Épuisement émotionnel, cynisme et dépersonnalisation du patient, sentiment d'accomplissement personnel réduit sont quelques symptômes qui peuvent affecter les soignants. Avec des répercussions pour le patient : l'état de santé du professionnel joue sur la qualité des soins. "Un médecin qui aura des problèmes d'alcool ne verra par exemple pas forcément ceux d'un patient", note Didier Truchot. Et l'erreur médicale peut être proche. D'autant que les professionnels de la santé refusent souvent de s'occuper de leur cas ou tentent une automédication pas toujours adaptée. Les professionnels présents ce jeudi ont prôné une clé : le dialogue. "La prévention est l'aspect le plus important. Mais il ne faut pas avoir peur de passer la main. C'est aussi à l'encadrement de rassurer, de faire participer", détaille Roselyne Vasseur, directrice des soins missionnée sur la qualité des soins dans seize Ehpad de Paris.
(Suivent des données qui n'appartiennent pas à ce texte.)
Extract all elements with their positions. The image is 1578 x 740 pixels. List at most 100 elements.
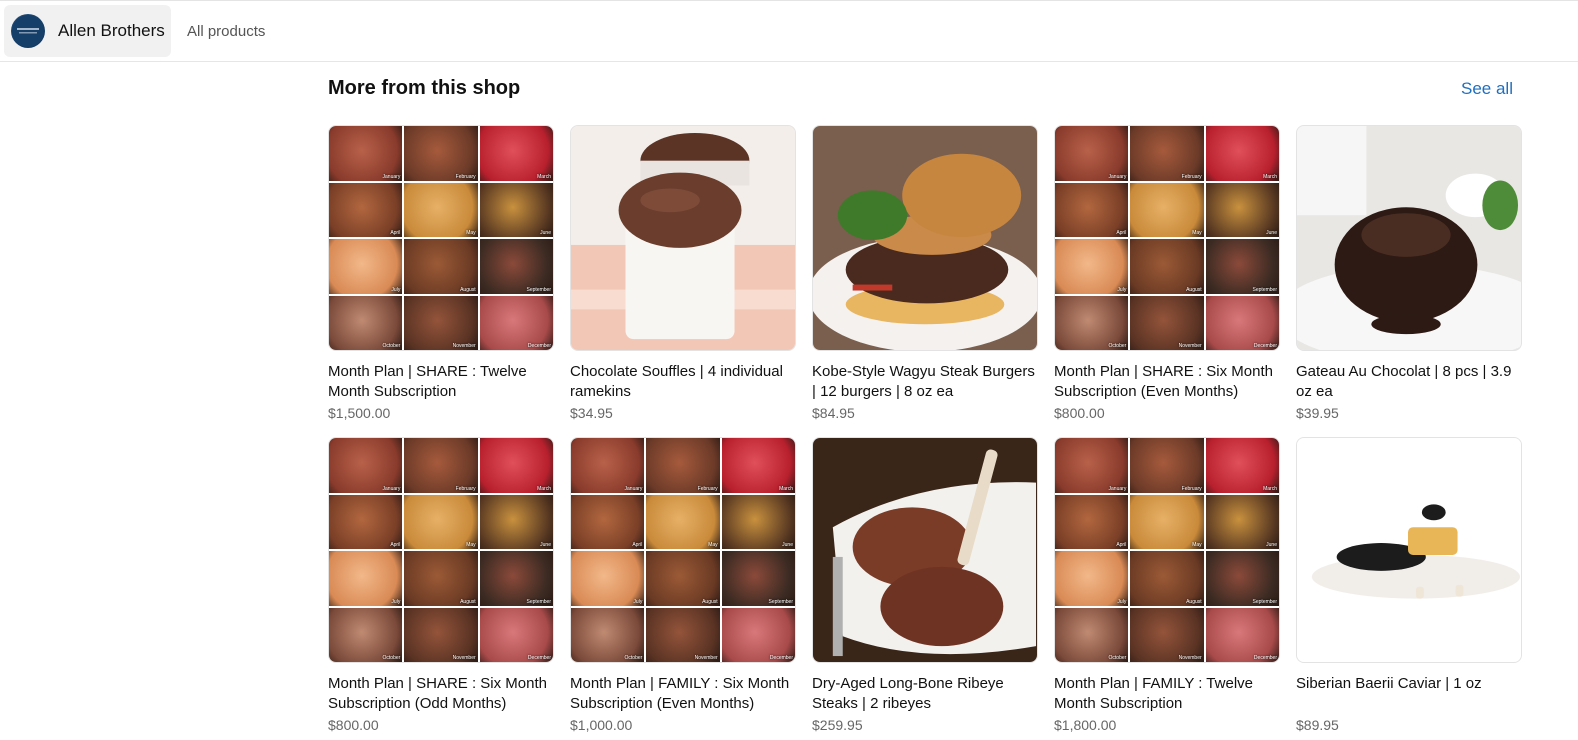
collage-tile: March [721,438,795,493]
collage-tile: June [1205,494,1279,549]
collage-tile: February [646,438,720,493]
product-image[interactable]: January February March April May June July Augu… [570,437,796,663]
product-image[interactable] [570,125,796,351]
collage-tile: May [404,182,478,237]
collage-tile: March [479,438,553,493]
collage-tile: November [646,607,720,662]
product-card[interactable]: Gateau Au Chocolat | 8 pcs | 3.9 oz ea $… [1296,125,1522,423]
product-title[interactable]: Month Plan | SHARE : Six Month Subscript… [328,674,554,714]
product-image[interactable] [1296,437,1522,663]
collage-tile: June [721,494,795,549]
product-card[interactable]: Siberian Baerii Caviar | 1 oz $89.95 [1296,437,1522,735]
collage-tile: January [1055,438,1129,493]
see-all-link[interactable]: See all [1461,79,1513,99]
product-card[interactable]: January February March April May June July Augu… [1054,437,1280,735]
collage-month-label: February [1181,485,1202,492]
product-price: $89.95 [1296,717,1339,733]
product-card[interactable]: January February March April May June July Augu… [328,125,554,423]
product-image[interactable] [1296,125,1522,351]
collage-month-label: December [1253,343,1277,349]
product-image[interactable]: January February March April May June July Augu… [328,125,554,351]
collage-month-label: January [382,485,401,492]
burger-image [813,126,1037,350]
collage-tile: May [404,494,478,549]
collage-tile: October [1055,607,1129,662]
collage-tile: June [479,494,553,549]
product-price: $1,500.00 [328,405,391,421]
collage-month-label: July [1117,598,1127,605]
collage-month-label: September [1252,286,1277,293]
product-price: $1,000.00 [570,717,633,733]
collage-tile: July [1055,239,1129,294]
product-title[interactable]: Dry-Aged Long-Bone Ribeye Steaks | 2 rib… [812,674,1038,714]
collage-month-label: April [1116,542,1127,548]
product-card[interactable]: January February March April May June July Augu… [570,437,796,735]
collage-tile: December [1205,295,1279,350]
collage-month-label: November [694,655,718,661]
product-price: $34.95 [570,405,613,421]
allen-brothers-logo-icon [11,14,45,48]
collage-month-label: July [391,598,401,605]
product-title[interactable]: Month Plan | SHARE : Six Month Subscript… [1054,362,1280,402]
collage-tile: October [1055,295,1129,350]
collage-month-label: August [1186,286,1202,293]
collage-month-label: November [1178,655,1202,661]
product-title[interactable]: Month Plan | FAMILY : Six Month Subscrip… [570,674,796,714]
collage-tile: June [479,182,553,237]
collage-month-label: December [527,655,551,661]
product-grid: January February March April May June July Augu… [328,125,1522,735]
product-image[interactable] [812,437,1038,663]
collage-tile: November [404,295,478,350]
collage-tile: August [1130,551,1204,606]
collage-tile: September [1205,239,1279,294]
product-card[interactable]: Dry-Aged Long-Bone Ribeye Steaks | 2 rib… [812,437,1038,735]
product-title[interactable]: Month Plan | SHARE : Twelve Month Subscr… [328,362,554,402]
product-image[interactable]: January February March April May June July Augu… [1054,125,1280,351]
collage-tile: November [1130,607,1204,662]
collage-tile: February [404,126,478,181]
collage-month-label: July [633,598,643,605]
collage-month-label: March [537,485,551,492]
product-card[interactable]: Chocolate Souffles | 4 individual rameki… [570,125,796,423]
collage-month-label: January [1108,485,1127,492]
product-image[interactable] [812,125,1038,351]
product-card[interactable]: January February March April May June July Augu… [328,437,554,735]
collage-month-label: February [697,485,718,492]
collage-month-label: March [779,485,793,492]
collage-tile: January [329,126,403,181]
collage-month-label: September [1252,598,1277,605]
collage-month-label: February [455,485,476,492]
product-image[interactable]: January February March April May June July Augu… [328,437,554,663]
collage-month-label: October [382,343,401,349]
collage-tile: July [571,551,645,606]
product-image[interactable]: January February March April May June July Augu… [1054,437,1280,663]
product-title[interactable]: Month Plan | FAMILY : Twelve Month Subsc… [1054,674,1280,714]
collage-tile: July [1055,551,1129,606]
collage-month-label: May [466,230,476,236]
collage-tile: May [646,494,720,549]
product-title[interactable]: Siberian Baerii Caviar | 1 oz [1296,674,1522,714]
product-title[interactable]: Kobe-Style Wagyu Steak Burgers | 12 burg… [812,362,1038,402]
product-card[interactable]: January February March April May June July Augu… [1054,125,1280,423]
collage-month-label: June [1266,230,1277,236]
subscription-collage: January February March April May June July Augu… [571,438,795,662]
caviar-image [1297,438,1521,662]
product-card[interactable]: Kobe-Style Wagyu Steak Burgers | 12 burg… [812,125,1038,423]
collage-month-label: November [1178,343,1202,349]
collage-month-label: March [537,173,551,180]
product-title[interactable]: Chocolate Souffles | 4 individual rameki… [570,362,796,402]
collage-month-label: August [460,286,476,293]
collage-month-label: September [768,598,793,605]
collage-tile: March [1205,438,1279,493]
all-products-link[interactable]: All products [187,23,265,40]
collage-tile: May [1130,182,1204,237]
collage-month-label: December [527,343,551,349]
product-title[interactable]: Gateau Au Chocolat | 8 pcs | 3.9 oz ea [1296,362,1522,402]
collage-tile: May [1130,494,1204,549]
collage-tile: April [329,182,403,237]
shop-home-button[interactable]: Allen Brothers [4,5,171,57]
souffle-image [571,126,795,350]
collage-month-label: September [526,286,551,293]
collage-tile: April [329,494,403,549]
collage-tile: October [329,295,403,350]
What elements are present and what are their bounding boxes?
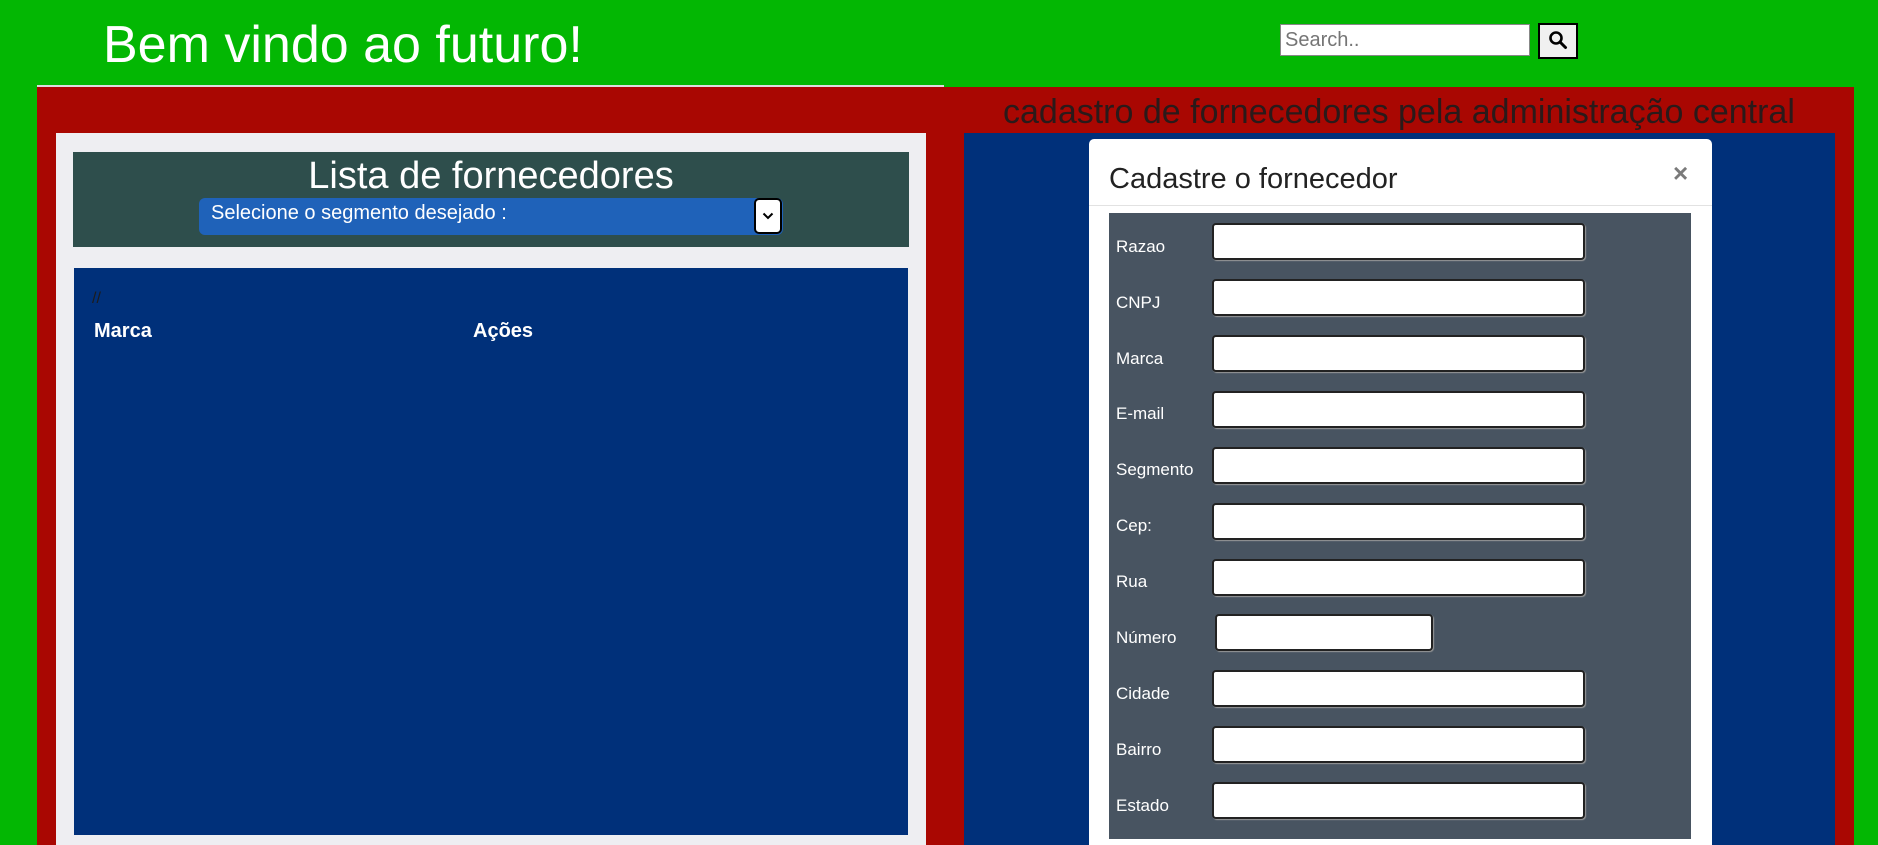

Des outils pour aller mieux
Localement, et sous l'impulsion de syndicats et spécialités, les initiatives naissent pour rétablir ce dialogue et mettre des mots sur les maux. Le Collège français des anesthésistes réanimateurs (Cfar) a par exemple mis en place une plateforme d'autotest anonyme à réaliser en ligne. Une version collective permet aussi, toujours de manière anonymisée, de mesurer la forme psychique dans les équipes. Puis d'en parler. "Depuis 2013, nous avons eu plus de 5 000 connexions, 3 700 tests réalisés. Preuve que cela répond à un réel besoin", explique Ségolène Arzalier-Daret, membre de la commission santé médecins anesthésistes réanimateurs du Cfar. Les outils mis en place par le collège ont d'ailleurs vocation à s'étendre à d'autres spécialités. Les chirurgiens dentistes ou les kinésithérapeutes se sont aussi penchés sur ces questions, en Midi-Pyrénées notamment, tout comme le Service de santé des armées. Une plateforme d'entraide, des professionnels aux professionnels, a vu le jour cette année via l'association régionale d'entraide du Nord Est (Arene). Un dispositif confraternel. Mais l'enjeu de ce colloque, c'est bien de faire émerger des solutions communes et de créer une impulsion nationale. "Le but c'est de sortir d'ici avec des propositions concrètes. Nous allons voir avec le ministère de la Santé s'il peut nous aider à développer ce mouvement", a résumé le Dr Éric Henry, vice-président du CNPS. Organisé à l'initiative du Pr Pierre Carayon, professeur émérite de l'université de Franche-Comté, ce colloque aura permis de mettre sur la table une question parfois vitale pour les soignants. Une deuxième édition pour poursuivre dans cette voie est déjà dans toutes les têtes.